The trade-offs are getting uglier. Last season, the talk was all about defensive "adjustments" and "grit." Translation: they tried to add some friction to the gears. But you can’t have it both ways. You either let the Ferrari redline and hope the wheels don't fly off, or you put a speed governor on it so it can survive a commute through the mud. Edmonton chose the mud. They tried to turn a lightning bolt into a grinding machine, and all they got for their trouble was a highlight reel of McDavid looking exhausted while his teammates fumbled basic passes.
There’s also the psychological debt. The insider suggests that McDavid’s sheer competence creates a vacuum. When you have a guy who can solve every problem with a solo rush, the rest of the team stops learning how to solve problems themselves. They become passive. They wait for the "skip" to fix the code. By the time the playoffs roll around and the other team shuts down the main server, the backup systems have already rusted over.

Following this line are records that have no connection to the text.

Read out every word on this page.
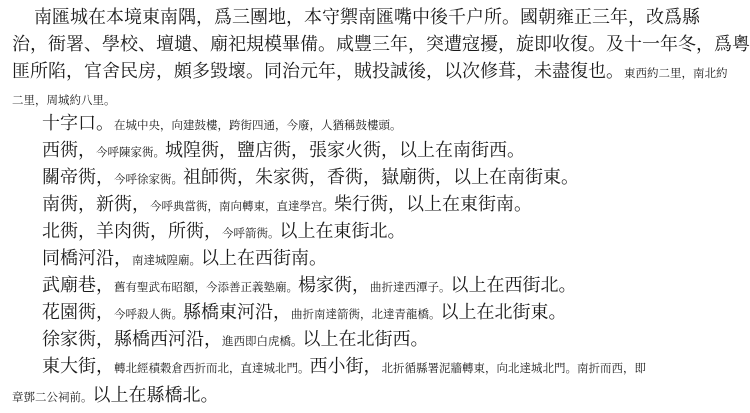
南匯城在本境東南隅，爲三團地，本守禦南匯嘴中後千户所。國朝雍正三年，改爲縣
治，衙署、學校、壇壝、廟祀規模畢備。咸豐三年，突遭寇擾，旋即收復。及十一年冬，爲粵
匪所陷，官舍民房，頗多毀壞。同治元年，賊投誠後，以次修葺，未盡復也。東西約二里，南北約
二里，周城約八里。
十字口。在城中央，向建鼓樓，跨街四通，今廢，人猶稱鼓樓頭。
西衖，今呼陳家衖。城隍衖，鹽店衖，張家火衖，以上在南街西。
關帝衖，今呼徐家衖。祖師衖，朱家衖，香衖，嶽廟衖，以上在南街東。
南衖，新衖，今呼典當衖，南向轉東，直達學宫。柴行衖，以上在東街南。
北衖，羊肉衖，所衖，今呼箭衖。以上在東街北。
同橋河沿，南達城隍廟。以上在西街南。
武廟巷，舊有聖武布昭額，今添善正義塾廟。楊家衖，曲折達西潭子。以上在西街北。
花園衖，今呼殺人衖。縣橋東河沿，曲折南達箭衖，北達青龍橋。以上在北街東。
徐家衖，縣橋西河沿，進西即白虎橋。以上在北街西。
東大街，轉北經積穀倉西折而北，直達城北門。西小街，北折循縣署泥牆轉東，向北達城北門。南折而西，即
章鄧二公祠前。以上在縣橋北。
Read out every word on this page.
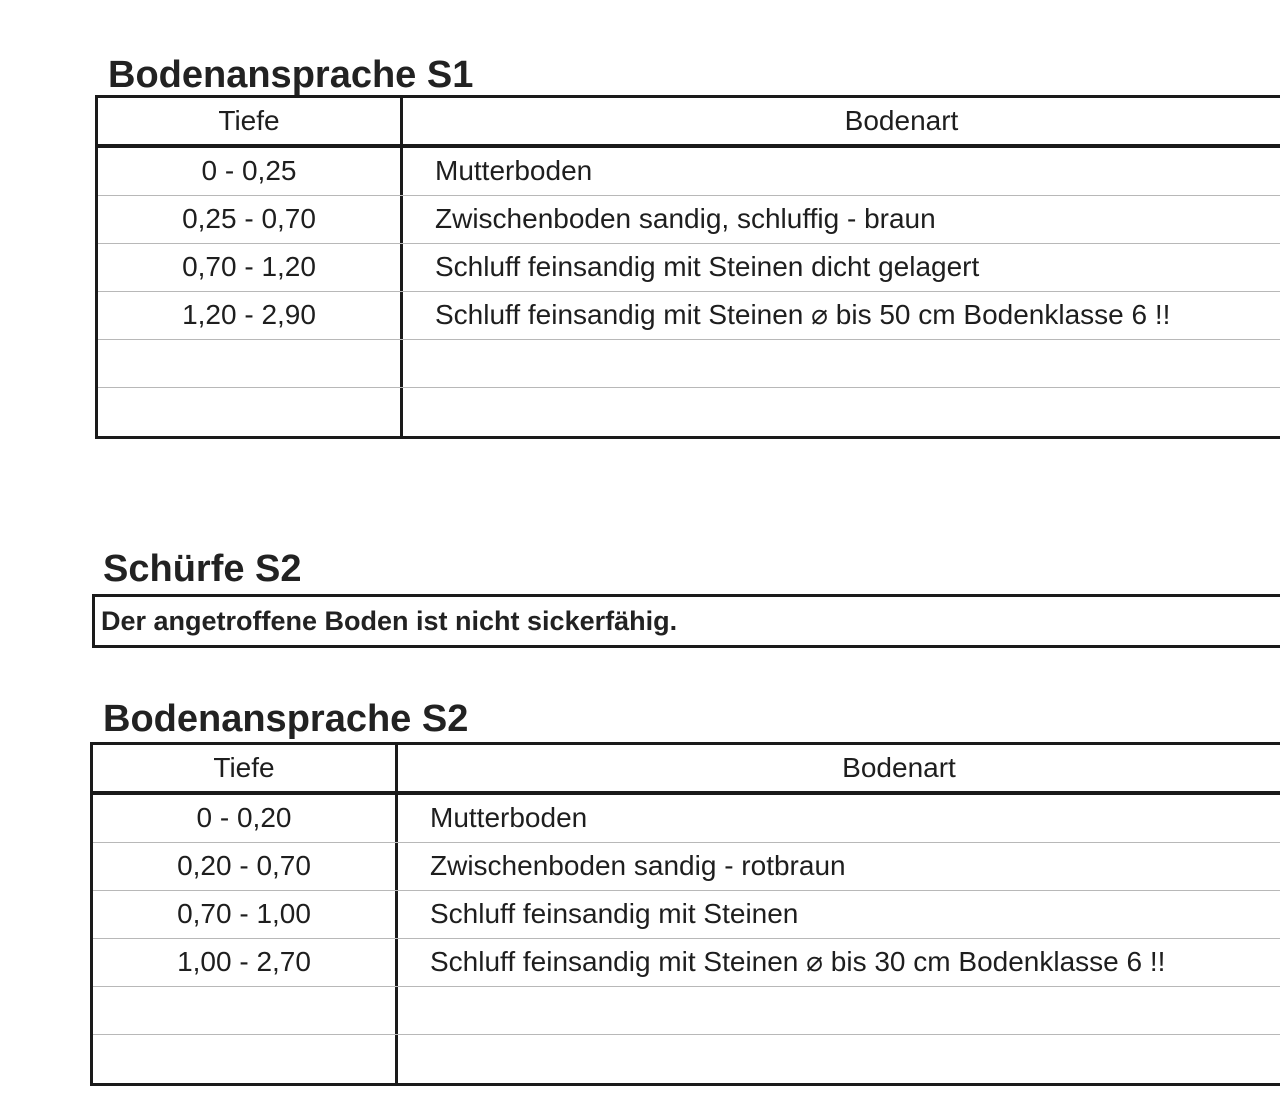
Bodenansprache S1
Tiefe	Bodenart
0 - 0,25	Mutterboden
0,25 - 0,70	Zwischenboden sandig, schluffig - braun
0,70 - 1,20	Schluff feinsandig mit Steinen dicht gelagert
1,20 - 2,90	Schluff feinsandig mit Steinen ⌀ bis 50 cm Bodenklasse 6 !!
Schürfe S2
Der angetroffene Boden ist nicht sickerfähig.
Bodenansprache S2
Tiefe	Bodenart
0 - 0,20	Mutterboden
0,20 - 0,70	Zwischenboden sandig - rotbraun
0,70 - 1,00	Schluff feinsandig mit Steinen
1,00 - 2,70	Schluff feinsandig mit Steinen ⌀ bis 30 cm Bodenklasse 6 !!
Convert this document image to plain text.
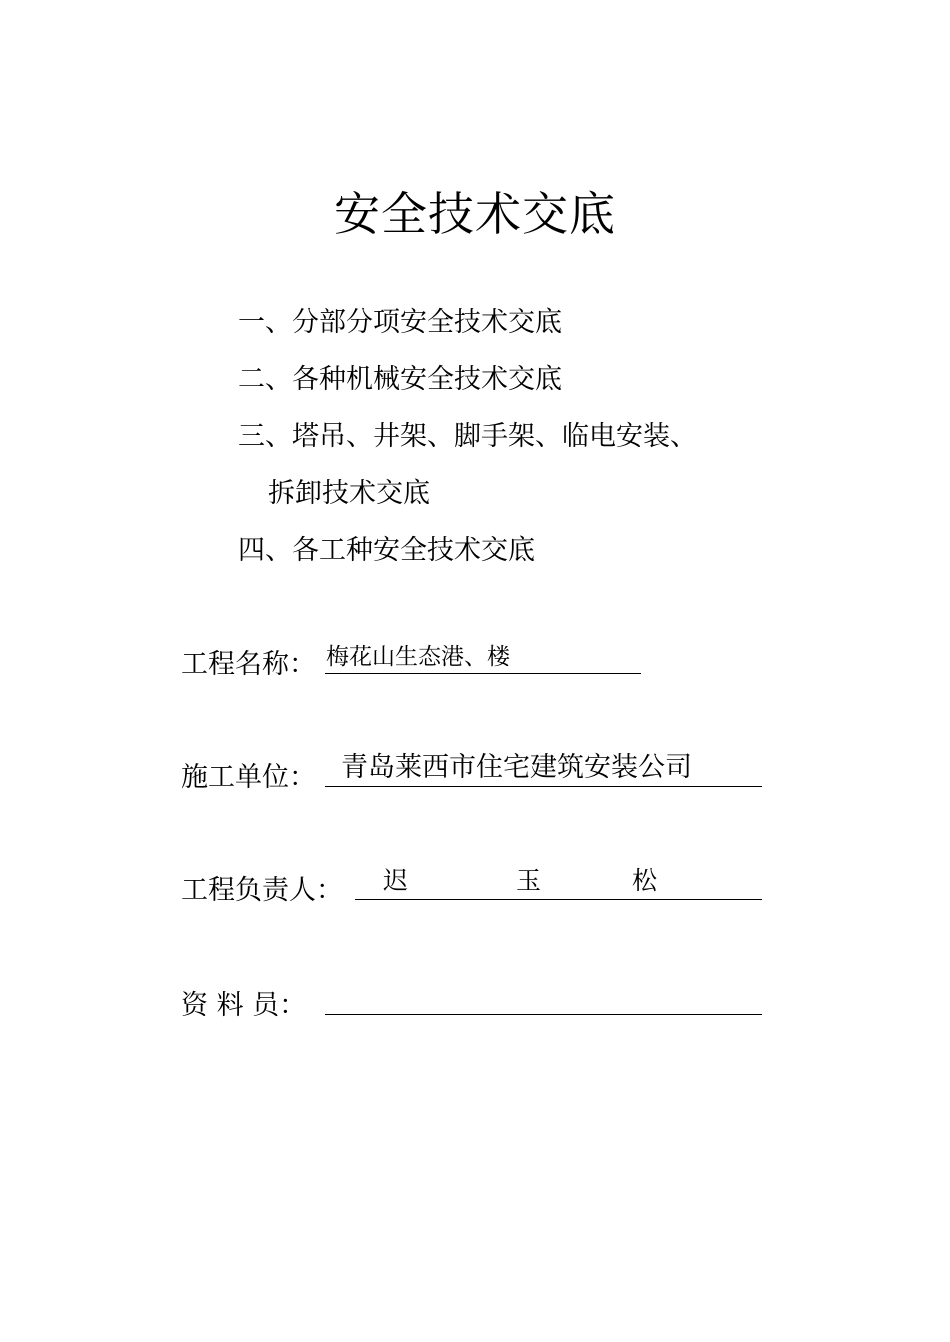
安全技术交底
一、分部分项安全技术交底
二、各种机械安全技术交底
三、塔吊、井架、脚手架、临电安装、
拆卸技术交底
四、各工种安全技术交底
工程名称： 梅花山生态港、楼
施工单位： 青岛莱西市住宅建筑安装公司
工程负责人： 迟	玉	松
资 料 员：
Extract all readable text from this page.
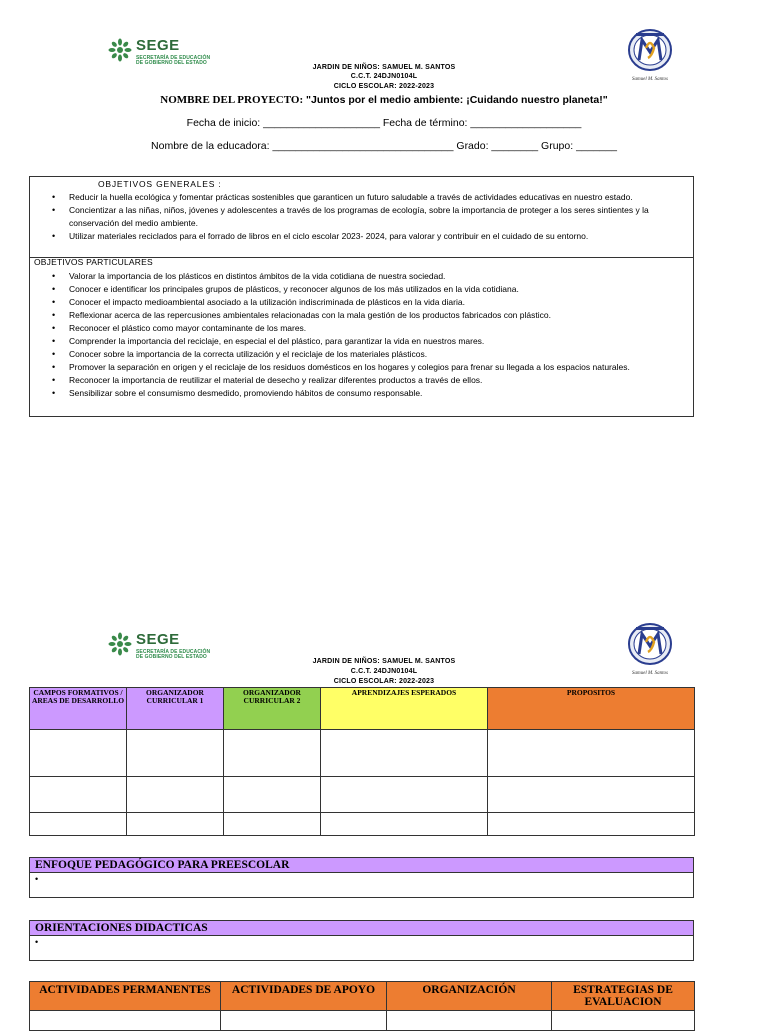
SEGE
SECRETARÍA DE EDUCACIÓN
DE GOBIERNO DEL ESTADO
Samuel M. Santos
JARDIN DE NIÑOS: SAMUEL M. SANTOS
C.C.T. 24DJN0104L
CICLO ESCOLAR: 2022-2023
NOMBRE DEL PROYECTO: "Juntos por el medio ambiente: ¡Cuidando nuestro planeta!"
Fecha de inicio: ____________________ Fecha de término: ___________________
Nombre de la educadora: _______________________________ Grado: ________ Grupo: _______
OBJETIVOS GENERALES :
• Reducir la huella ecológica y fomentar prácticas sostenibles que garanticen un futuro saludable a través de actividades educativas en nuestro estado.
• Concientizar a las niñas, niños, jóvenes y adolescentes a través de los programas de ecología, sobre la importancia de proteger a los seres sintientes y la conservación del medio ambiente.
• Utilizar materiales reciclados para el forrado de libros en el ciclo escolar 2023- 2024, para valorar y contribuir en el cuidado de su entorno.
OBJETIVOS PARTICULARES
• Valorar la importancia de los plásticos en distintos ámbitos de la vida cotidiana de nuestra sociedad.
• Conocer e identificar los principales grupos de plásticos, y reconocer algunos de los más utilizados en la vida cotidiana.
• Conocer el impacto medioambiental asociado a la utilización indiscriminada de plásticos en la vida diaria.
• Reflexionar acerca de las repercusiones ambientales relacionadas con la mala gestión de los productos fabricados con plástico.
• Reconocer el plástico como mayor contaminante de los mares.
• Comprender la importancia del reciclaje, en especial el del plástico, para garantizar la vida en nuestros mares.
• Conocer sobre la importancia de la correcta utilización y el reciclaje de los materiales plásticos.
• Promover la separación en origen y el reciclaje de los residuos domésticos en los hogares y colegios para frenar su llegada a los espacios naturales.
• Reconocer la importancia de reutilizar el material de desecho y realizar diferentes productos a través de ellos.
• Sensibilizar sobre el consumismo desmedido, promoviendo hábitos de consumo responsable.
SEGE
SECRETARÍA DE EDUCACIÓN
DE GOBIERNO DEL ESTADO
Samuel M. Santos
JARDIN DE NIÑOS: SAMUEL M. SANTOS
C.C.T. 24DJN0104L
CICLO ESCOLAR: 2022-2023
CAMPOS FORMATIVOS / AREAS DE DESARROLLO	ORGANIZADOR CURRICULAR 1	ORGANIZADOR CURRICULAR 2	APRENDIZAJES ESPERADOS	PROPOSITOS

ENFOQUE PEDAGÓGICO PARA PREESCOLAR
•
ORIENTACIONES DIDACTICAS
•
ACTIVIDADES PERMANENTES	ACTIVIDADES DE APOYO	ORGANIZACIÓN	ESTRATEGIAS DE EVALUACION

We’ve seen this movie before. We saw it with Mike Trout in Anaheim. We saw it with prime Alex Ovechkin before he finally lucked into a year where the hardware held up. The difference is the speed. McDavid’s game is built on a razor-thin margin of error. One stumble, one missed rotation from a $5 million defenseman who’s out of his depth, and the season ends in a locker room interview where everyone looks like they just watched a car crash.
The Oilers keep buying expensive parts, hoping one of them will finally be the magic component that lets McDavid be McDavid for four rounds. They swap out goalies like they’re changing batteries in a smoke detector. They fire coaches like they’re clearing browser cookies.
But maybe the theory is right. Maybe the hump isn't something you get over. Maybe it’s just the natural limit of what one person can do in a game that’s designed to break individuals. You can optimize for regular-season greatness all you want. You can build the most efficient scoring machine in the history of the sport.
But the playoffs aren't a lab. They're a junkyard. And Ferraris don't do well in junkyards.
If the insiders are right, the Oilers aren't one piece away. They’re stuck in a loop of their own making, waiting for a result that the current architecture simply can't deliver.
How many more years do you spend refining the software before you realize the motherboard is cracked?